Page 18 of Trapped

For an unwelcome moment, George’s face floated into her mind. She hadn’t done him any favors by walking down the aisle with him. And she was always going to feel guilty about that. She hadn’t known it at the time, but she’d been using him. Of course, she’d figured out that he’d been using her, too.

But maybe she wouldn’t even have to tell Cash about her mistake of a marriage. Maybe it wasn’t going to be an issue at all because nothing would really change. He wouldn’t tell her why he hadn’t called, and she wouldn’t tell him how devastated she had been. After this, they could go their separate ways again, and she’d return to searching for a man who could substitute for him. Even when she knew the quest was doomed to failure.

She clenched her teeth, struggling not to make any noise and give anything away to the man lying in the next cot. She could hear him breathing. It wasn’t a pleasant sound.

She didn’t much like him. But she was a realist. She was stuck working with him. And if she wanted to help Cash, she was going to have to rely on his judgment.

When Phil had first come to her office at Howard County Mental Health with the information that Cash Baker was in danger, she hadn’t believed him. But he’d brought along documents and other proof that she couldn’t ignore. And when she understood what was at stake, she’d had no choice but to go along with the scenario he outlined.

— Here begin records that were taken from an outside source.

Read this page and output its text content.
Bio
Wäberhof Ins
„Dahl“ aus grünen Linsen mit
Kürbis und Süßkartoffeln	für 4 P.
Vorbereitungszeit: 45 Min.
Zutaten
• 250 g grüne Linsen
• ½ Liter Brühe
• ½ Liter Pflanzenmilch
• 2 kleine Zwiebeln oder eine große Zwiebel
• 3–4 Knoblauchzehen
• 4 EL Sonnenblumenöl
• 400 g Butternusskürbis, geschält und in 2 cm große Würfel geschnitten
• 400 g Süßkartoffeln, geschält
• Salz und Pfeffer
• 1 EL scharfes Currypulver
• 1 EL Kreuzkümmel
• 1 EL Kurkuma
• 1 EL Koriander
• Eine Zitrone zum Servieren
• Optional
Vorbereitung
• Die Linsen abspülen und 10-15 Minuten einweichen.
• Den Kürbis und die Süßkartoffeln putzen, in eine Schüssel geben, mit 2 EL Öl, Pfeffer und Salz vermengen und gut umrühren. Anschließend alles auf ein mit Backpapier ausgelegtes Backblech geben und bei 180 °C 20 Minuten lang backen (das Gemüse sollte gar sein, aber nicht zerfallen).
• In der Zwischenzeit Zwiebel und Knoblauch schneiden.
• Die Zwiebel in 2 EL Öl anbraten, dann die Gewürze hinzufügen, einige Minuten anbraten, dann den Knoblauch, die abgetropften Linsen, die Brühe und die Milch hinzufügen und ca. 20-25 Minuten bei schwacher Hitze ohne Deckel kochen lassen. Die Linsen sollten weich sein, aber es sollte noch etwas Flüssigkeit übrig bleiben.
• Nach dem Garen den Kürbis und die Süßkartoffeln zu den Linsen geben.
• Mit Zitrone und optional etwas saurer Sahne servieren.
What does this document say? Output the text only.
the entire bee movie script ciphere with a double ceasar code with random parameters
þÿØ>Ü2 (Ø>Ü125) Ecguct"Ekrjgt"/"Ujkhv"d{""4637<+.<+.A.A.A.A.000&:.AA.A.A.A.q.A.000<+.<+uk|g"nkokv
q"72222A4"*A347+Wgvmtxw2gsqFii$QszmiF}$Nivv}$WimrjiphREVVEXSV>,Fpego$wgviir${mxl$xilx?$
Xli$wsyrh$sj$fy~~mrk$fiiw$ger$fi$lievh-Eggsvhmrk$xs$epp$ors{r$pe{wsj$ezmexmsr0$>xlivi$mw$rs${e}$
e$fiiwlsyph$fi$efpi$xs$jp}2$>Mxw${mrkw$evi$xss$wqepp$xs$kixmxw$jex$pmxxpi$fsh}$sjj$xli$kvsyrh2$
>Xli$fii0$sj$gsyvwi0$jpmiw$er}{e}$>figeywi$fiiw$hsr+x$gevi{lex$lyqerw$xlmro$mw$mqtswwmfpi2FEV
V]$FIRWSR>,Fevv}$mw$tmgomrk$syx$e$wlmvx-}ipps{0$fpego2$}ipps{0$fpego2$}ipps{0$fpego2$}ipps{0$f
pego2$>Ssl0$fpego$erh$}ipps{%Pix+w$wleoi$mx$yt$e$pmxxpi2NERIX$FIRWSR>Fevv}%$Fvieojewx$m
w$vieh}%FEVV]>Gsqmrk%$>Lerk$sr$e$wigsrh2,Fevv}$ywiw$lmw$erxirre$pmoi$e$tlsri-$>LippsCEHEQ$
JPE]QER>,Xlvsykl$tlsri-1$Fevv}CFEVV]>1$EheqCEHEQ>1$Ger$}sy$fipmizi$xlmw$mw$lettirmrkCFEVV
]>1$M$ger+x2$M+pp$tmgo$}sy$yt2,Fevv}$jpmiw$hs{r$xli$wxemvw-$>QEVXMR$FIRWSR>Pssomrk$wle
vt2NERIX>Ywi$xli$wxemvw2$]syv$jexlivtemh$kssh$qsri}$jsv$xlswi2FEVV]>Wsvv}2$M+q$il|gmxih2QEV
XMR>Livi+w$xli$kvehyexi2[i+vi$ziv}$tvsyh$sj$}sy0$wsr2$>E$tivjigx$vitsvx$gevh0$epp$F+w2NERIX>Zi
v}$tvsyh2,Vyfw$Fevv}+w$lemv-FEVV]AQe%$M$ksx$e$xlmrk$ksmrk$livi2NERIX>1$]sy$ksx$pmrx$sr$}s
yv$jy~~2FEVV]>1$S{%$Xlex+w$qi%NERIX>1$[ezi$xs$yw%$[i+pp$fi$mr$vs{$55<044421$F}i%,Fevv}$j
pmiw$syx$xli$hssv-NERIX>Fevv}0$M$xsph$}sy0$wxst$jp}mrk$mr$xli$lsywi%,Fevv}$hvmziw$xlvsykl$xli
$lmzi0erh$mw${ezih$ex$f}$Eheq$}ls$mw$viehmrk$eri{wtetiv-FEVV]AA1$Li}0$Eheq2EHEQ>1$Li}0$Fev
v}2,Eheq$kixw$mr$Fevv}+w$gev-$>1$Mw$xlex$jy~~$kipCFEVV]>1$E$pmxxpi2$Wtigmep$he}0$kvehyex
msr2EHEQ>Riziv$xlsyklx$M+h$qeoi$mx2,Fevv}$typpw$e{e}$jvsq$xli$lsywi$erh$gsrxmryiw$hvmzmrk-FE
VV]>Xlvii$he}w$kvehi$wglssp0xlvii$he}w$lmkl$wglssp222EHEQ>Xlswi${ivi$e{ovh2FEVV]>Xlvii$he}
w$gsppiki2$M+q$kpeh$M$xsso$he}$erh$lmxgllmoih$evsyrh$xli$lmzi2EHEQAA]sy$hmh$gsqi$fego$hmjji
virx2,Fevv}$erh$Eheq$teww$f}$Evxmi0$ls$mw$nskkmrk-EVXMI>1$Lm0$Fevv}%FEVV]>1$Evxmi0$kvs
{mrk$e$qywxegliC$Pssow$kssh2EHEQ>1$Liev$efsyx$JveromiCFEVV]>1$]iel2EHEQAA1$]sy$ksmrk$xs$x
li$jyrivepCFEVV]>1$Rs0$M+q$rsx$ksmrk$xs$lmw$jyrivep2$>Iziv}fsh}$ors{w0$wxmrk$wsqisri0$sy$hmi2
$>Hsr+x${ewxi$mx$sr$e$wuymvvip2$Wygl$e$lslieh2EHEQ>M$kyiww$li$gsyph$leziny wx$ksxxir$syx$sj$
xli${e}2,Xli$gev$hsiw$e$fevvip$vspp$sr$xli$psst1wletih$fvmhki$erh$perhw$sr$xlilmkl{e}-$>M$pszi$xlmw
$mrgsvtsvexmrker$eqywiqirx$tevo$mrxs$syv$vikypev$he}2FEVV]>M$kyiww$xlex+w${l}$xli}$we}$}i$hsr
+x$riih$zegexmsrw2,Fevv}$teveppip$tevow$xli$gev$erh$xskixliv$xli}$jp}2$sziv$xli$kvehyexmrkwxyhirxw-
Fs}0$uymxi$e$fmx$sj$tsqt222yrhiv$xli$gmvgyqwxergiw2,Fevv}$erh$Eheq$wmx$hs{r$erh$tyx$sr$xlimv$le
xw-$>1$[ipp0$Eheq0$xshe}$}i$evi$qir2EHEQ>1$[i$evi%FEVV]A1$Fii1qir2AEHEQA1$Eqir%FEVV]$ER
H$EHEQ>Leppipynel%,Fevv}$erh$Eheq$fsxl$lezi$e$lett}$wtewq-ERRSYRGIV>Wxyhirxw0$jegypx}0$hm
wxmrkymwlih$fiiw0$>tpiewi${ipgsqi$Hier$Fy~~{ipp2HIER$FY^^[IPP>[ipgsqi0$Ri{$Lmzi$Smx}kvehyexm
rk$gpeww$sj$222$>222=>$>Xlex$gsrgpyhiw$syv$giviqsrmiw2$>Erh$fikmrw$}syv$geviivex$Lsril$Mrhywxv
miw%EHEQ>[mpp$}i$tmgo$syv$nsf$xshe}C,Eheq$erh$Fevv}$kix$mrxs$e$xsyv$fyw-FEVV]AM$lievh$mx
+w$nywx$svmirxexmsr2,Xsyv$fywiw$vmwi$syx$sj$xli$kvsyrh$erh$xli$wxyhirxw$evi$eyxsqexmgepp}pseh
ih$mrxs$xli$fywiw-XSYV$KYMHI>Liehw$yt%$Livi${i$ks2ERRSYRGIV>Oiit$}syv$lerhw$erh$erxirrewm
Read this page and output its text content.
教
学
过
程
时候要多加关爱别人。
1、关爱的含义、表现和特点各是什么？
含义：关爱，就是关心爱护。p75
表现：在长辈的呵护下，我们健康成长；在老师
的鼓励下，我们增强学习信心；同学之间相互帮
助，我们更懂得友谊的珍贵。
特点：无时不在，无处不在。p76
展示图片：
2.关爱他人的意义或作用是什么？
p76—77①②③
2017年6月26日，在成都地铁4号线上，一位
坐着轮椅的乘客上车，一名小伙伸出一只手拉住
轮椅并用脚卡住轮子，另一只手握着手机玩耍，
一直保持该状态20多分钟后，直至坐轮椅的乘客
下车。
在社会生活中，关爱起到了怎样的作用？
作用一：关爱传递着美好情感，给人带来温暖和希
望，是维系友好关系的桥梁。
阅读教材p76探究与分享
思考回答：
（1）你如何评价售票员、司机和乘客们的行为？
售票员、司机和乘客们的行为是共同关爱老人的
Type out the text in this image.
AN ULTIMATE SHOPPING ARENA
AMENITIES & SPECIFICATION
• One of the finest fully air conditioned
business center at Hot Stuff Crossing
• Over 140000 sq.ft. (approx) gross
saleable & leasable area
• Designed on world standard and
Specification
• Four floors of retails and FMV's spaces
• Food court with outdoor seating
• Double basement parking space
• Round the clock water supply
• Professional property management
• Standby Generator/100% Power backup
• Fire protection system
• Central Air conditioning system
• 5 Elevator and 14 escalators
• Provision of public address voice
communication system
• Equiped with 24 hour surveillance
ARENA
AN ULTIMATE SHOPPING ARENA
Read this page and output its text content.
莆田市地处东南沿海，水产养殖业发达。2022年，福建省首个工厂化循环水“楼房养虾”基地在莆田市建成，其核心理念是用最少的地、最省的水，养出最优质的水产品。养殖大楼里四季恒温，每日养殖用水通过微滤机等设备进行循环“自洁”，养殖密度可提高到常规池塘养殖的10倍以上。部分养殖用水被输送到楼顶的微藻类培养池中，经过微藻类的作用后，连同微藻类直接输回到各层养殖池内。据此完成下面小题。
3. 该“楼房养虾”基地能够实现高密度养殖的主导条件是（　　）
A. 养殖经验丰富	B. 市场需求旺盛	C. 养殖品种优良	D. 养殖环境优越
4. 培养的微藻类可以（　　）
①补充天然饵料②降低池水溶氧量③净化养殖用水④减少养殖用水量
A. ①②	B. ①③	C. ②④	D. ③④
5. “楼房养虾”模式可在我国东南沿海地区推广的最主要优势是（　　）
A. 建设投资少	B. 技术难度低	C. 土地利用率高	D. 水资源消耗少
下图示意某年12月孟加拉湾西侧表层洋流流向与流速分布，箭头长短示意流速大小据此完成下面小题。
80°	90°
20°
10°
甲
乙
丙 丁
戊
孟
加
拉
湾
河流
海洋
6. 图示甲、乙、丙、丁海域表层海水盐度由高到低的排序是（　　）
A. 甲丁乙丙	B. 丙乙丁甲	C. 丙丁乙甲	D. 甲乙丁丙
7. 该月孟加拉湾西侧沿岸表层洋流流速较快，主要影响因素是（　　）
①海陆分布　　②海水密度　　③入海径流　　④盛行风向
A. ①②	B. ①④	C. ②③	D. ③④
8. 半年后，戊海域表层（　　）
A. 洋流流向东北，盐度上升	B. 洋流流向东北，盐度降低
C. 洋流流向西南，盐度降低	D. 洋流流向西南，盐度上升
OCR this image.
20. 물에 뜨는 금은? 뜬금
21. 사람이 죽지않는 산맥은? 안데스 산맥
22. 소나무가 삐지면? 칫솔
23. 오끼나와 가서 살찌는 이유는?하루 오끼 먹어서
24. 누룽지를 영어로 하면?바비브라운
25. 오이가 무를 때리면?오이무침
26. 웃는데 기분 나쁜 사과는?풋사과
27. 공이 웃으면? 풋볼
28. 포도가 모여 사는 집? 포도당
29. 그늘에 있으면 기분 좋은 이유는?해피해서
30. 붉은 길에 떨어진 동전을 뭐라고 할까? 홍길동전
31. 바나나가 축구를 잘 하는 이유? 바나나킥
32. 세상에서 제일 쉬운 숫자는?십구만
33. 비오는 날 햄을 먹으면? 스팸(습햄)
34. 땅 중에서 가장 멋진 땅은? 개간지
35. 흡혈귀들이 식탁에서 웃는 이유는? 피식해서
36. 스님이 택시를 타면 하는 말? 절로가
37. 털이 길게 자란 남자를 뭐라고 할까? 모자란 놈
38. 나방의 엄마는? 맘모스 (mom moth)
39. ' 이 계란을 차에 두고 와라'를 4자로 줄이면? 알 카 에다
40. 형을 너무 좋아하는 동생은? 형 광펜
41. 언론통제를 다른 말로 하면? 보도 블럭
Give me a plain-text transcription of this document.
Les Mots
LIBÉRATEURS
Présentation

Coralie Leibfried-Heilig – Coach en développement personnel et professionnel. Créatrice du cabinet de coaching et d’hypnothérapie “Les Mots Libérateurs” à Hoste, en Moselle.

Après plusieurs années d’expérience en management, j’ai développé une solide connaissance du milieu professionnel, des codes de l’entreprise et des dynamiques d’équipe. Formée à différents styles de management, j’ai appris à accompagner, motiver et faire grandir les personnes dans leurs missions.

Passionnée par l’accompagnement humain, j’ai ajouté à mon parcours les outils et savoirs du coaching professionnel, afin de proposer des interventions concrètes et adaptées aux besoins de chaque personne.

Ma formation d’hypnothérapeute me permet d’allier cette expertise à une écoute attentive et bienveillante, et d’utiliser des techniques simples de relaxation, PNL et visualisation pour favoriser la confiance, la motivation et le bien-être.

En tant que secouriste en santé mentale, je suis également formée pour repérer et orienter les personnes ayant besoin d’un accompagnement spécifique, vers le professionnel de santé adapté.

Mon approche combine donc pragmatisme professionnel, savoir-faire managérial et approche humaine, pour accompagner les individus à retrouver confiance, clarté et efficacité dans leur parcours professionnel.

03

Because she wanted to save Cash. And because she wanted an excuse to be with him again.

Of course, she’d come to realize that Phil had thought someone working in a low-paying government job couldn’t pull her weight on the mission. She’d found out later that some of the others on the team had informed him she didn’t need the income, and she’d picked the job because she saw it as an opportunity to help people who’d gotten shafted by “the system.”

After that, he’d settled down and gotten to work. And the team had given her a lot of information about Cash. She’d eagerly lapped it up because it filled in so many of the blank spaces that had kept her wondering over the years.

He’d had ranger training at Fort Benning. After that, he’d been on some hair-raising missions—every one of them successful. He was good at his job. He’d served with distinction. And he’d earned a Distinguished Service Cross, no small achievement.

Then he’d been sent to a village in Afghanistan, on an assignment that obviously had a hidden agenda. Only she didn’t know what it was. And neither did Phil Martin.

After nobody on Cash’s team had reported back, he had been declared missing in action, presumed dead. Only it turned out that he was alive and at the mercy of a bastard named Carlton Montgomery.

And now he needed her help.

She shuddered.

Martin and his group had made her go through a week of intensive training. She’d thought she was prepared. But she knew she was in over her head.

Because the training exercises had been just that—exercises carried out in an environment that she knew was safe. Or maybe she’d felt comfortable because she hadn’t been able to cope with the enormity of what she had to do.

But everything had changed. Once she’d stepped inside the bunker, reality had slammed into her like a speeding train.

###

Cash lay awake for what seemed like hours, staring into the darkness.

He still didn’t remember enough about his personal life to fill a two-hour made-for-TV movie. But he was pretty sure he’d never been married. And he had the feeling that his memories of Sophia had kept him from hooking up with someone else.

He blinked in the darkness. Was that really true? No woman had ever really compared to her—so he’d never tried to forge a relationship with anyone else? So why hadn’t he tried to make something work out with Sophia?

Because he’d been too young and too stupid to realize what he was throwing away. Or maybe he’d been afraid that one night was enough for her. A novelty. She’d made love with him because it fulfilled one of her own fantasies—connecting with the big bad boy of Centennial High on a very intimate level. And then she could go on with her life.

But tonight, it had seemed like she cared. They’d touched each other, and they’d been right back where they were ten years ago. Or that was the way it seemed to him.

He sighed in the darkness. The longer he lay here, the more he kept second-guessing their encounter. And second-guessing her wasn’t doing him any good. Gritting his teeth, he switched to another topic—his work.

He was more certain about that. At least Sophia had triggered his memories. Bits and pieces of his military career were coming back to him.

The enemy weapons ship he and a crack team had blown up in the Persian Gulf. The helicopter mission to raid a desert stronghold in Iran. The operation to rescue an Army team captured by a Shiite militia. Expeditions into the territory along the Pakistani border where you could get shot by troops from Pakistan or Afghanistan.

As far as he knew, he’d been good at his job—until that village that shimmered in his dreams

If he’d ever really been there. Clenching his fists, he struggled to relax when he wanted to get up and pace around the room.

He stayed where he was, because pacing wouldn’t do the leg any good. And he needed to get some sleep.

Finally, he fell into a restless slumber. And soon after that, he was back in the heat and dust of Afghanistan.

The sun beat down on him as he pressed against the wall of a house that looked like it had stood in that place for three hundred years. Again, he heard the gunfire in the brown hills. This time the members of the team had split up, and he was sneaking around, trying to get behind Lieutenant Calley so he could shoot him.